I cannot see what flowers are at my feet,

        Nor what soft incense hangs upon the boughs,

But, in embalmed darkness, guess each sweet

        Wherewith the seasonable month endows

The grass, the thicket, and the fruit-tree wild;

        White hawthorn, and the pastoral eglantine;

               Fast fading violets cover'd up in leaves;

                       And mid-May's eldest child,

        The coming musk-rose, full of dewy wine,

               The murmurous haunt of flies on summer eves.

Darkling I listen; and, for many a time

        I have been half in love with easeful Death,

Call'd him soft names in many a mused rhyme,

        To take into the air my quiet breath;

               Now more than ever seems it rich to die,

        To cease upon the midnight with no pain,

               While thou art pouring forth thy soul abroad

                       In such an ecstasy!

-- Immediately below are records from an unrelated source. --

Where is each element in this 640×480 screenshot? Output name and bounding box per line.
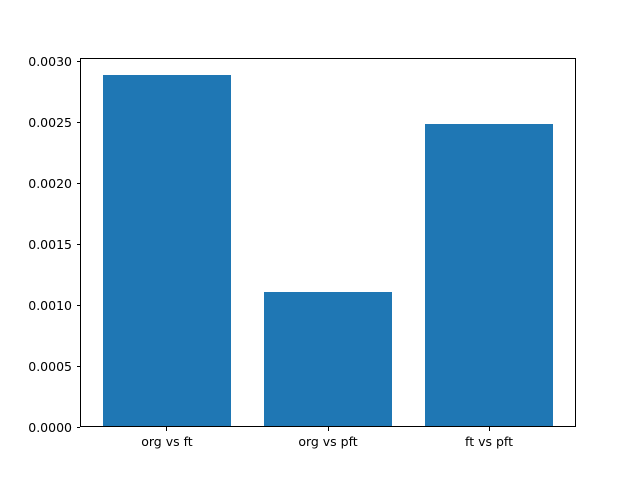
x-tick-mark [488, 427, 490, 431]
y-tick-label: 0.0030 [28, 54, 72, 70]
y-tick-label: 0.0005 [28, 358, 72, 374]
y-tick-mark [76, 304, 80, 306]
y-tick-label: 0.0020 [28, 176, 72, 192]
bar-org-vs-pft [263, 292, 393, 428]
y-tick-label: 0.0010 [28, 297, 72, 313]
y-tick-mark [76, 183, 80, 185]
x-tick-mark [166, 427, 168, 431]
y-tick-mark [76, 244, 80, 245]
plot-area-frame [80, 57, 576, 428]
y-tick-mark [76, 365, 80, 367]
y-tick-label: 0.0015 [28, 237, 72, 252]
y-tick-mark [76, 122, 80, 124]
bar-org-vs-ft [102, 75, 232, 428]
x-tick-mark [327, 427, 329, 431]
y-tick-label: 0.0000 [28, 419, 72, 435]
x-tick-label-org-vs-pft: org vs pft [298, 434, 358, 450]
bar-ft-vs-pft [424, 123, 554, 428]
x-tick-label-ft-vs-pft: ft vs pft [465, 434, 514, 450]
y-tick-mark [76, 61, 80, 63]
y-tick-label: 0.0025 [28, 115, 72, 131]
x-tick-label-org-vs-ft: org vs ft [141, 434, 193, 450]
y-tick-mark [76, 426, 80, 428]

        Still wouldst thou sing, and I have ears in vain—

                  To thy high requiem become a sod.

Thou wast not born for death, immortal Bird!

        No hungry generations tread thee down;

The voice I hear this passing night was heard

        In ancient days by emperor and clown:

Perhaps the self-same song that found a path

        Through the sad heart of Ruth, when, sick for home,

               She stood in tears amid the alien corn;

                       The same that oft-times hath

        Charm'd magic casements, opening on the foam

               Of perilous seas, in faery lands forlorn.

Forlorn! the very word is like a bell

        To toll me back from thee to my sole self!

Adieu! the fancy cannot cheat so well

        As she is fam'd to do, deceiving elf.

Adieu! adieu! thy plaintive anthem fades

        Past the near meadows, over the still stream,

               Up the hill-side; and now 'tis buried deep

                       In the next valley-glades:

        Was it a vision, or a waking dream?

               Fled is that music:—Do I wake or sleep?